At one point, when Sims was just out of jail, “this dude on a bus” gave her a phone number for Project Reconnect, a program operating through the city of Dallas that helps prisoners gain re-entry into society.

“Without them, I don’t know where I would be,” she says of the program, adding that this program was what finally helped her turn her life around and helped her transition to a normal daily life. She also credits health and food pantry programs at the Resource Center of Dallas as “making a way, when there was no other way.”

Sims says she has seen at least 10 of her friends die of HIV and she wants to make sure she takes care of herself.

Sims works with Oak Lawn restaurants now, and is pursuing an associate’s degree in business at El Centro College.
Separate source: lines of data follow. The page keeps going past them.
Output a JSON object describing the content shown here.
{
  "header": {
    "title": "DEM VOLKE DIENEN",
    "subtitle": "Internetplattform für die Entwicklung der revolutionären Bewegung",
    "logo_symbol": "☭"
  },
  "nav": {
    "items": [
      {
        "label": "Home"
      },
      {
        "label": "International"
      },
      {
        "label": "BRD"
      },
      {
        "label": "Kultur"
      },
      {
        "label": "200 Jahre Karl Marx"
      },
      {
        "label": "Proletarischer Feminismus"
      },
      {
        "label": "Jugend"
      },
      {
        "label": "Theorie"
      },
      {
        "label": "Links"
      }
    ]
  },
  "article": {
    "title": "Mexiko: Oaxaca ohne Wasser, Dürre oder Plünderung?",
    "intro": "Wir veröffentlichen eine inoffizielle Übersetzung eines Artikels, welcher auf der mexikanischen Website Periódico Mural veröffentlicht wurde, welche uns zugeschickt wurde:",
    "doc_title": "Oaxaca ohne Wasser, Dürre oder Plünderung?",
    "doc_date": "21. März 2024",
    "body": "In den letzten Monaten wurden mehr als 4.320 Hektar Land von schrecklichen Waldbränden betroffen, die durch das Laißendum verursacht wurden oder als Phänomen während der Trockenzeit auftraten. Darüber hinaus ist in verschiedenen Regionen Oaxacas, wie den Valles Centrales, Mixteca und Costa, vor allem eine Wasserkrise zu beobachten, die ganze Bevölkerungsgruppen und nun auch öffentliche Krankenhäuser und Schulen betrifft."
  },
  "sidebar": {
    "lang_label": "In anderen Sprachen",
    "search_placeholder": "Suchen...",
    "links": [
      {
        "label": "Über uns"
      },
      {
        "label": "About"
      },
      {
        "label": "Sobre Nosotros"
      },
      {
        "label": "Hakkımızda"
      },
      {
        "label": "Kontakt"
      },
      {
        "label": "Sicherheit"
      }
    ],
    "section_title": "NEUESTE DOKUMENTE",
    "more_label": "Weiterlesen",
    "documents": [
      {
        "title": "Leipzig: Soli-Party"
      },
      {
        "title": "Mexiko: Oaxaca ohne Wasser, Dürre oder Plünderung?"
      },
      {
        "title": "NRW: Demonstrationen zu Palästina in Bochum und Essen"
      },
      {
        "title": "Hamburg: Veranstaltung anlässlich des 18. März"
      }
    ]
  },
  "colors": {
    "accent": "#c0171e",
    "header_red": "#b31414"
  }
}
She hopes to pursue a bachelor’s degree in accounting next.

After completing her education, Sims says she would like to channel her energies into creating a resource group that specifically advocates for and supports transgender health and vocational education.

At night, Sims is also known as Laylonni Duvall on the drag circuit. And for now, Sims is thrilled to be able to afford her own place with “a flat-screen TV, a few pretty things and a sleigh bed.” And, she says, she loves being a non-operative transgender woman and doesn’t want to have gender reassignment surgery.

But then she looks up for a minute and says, “Well, maybe one day.”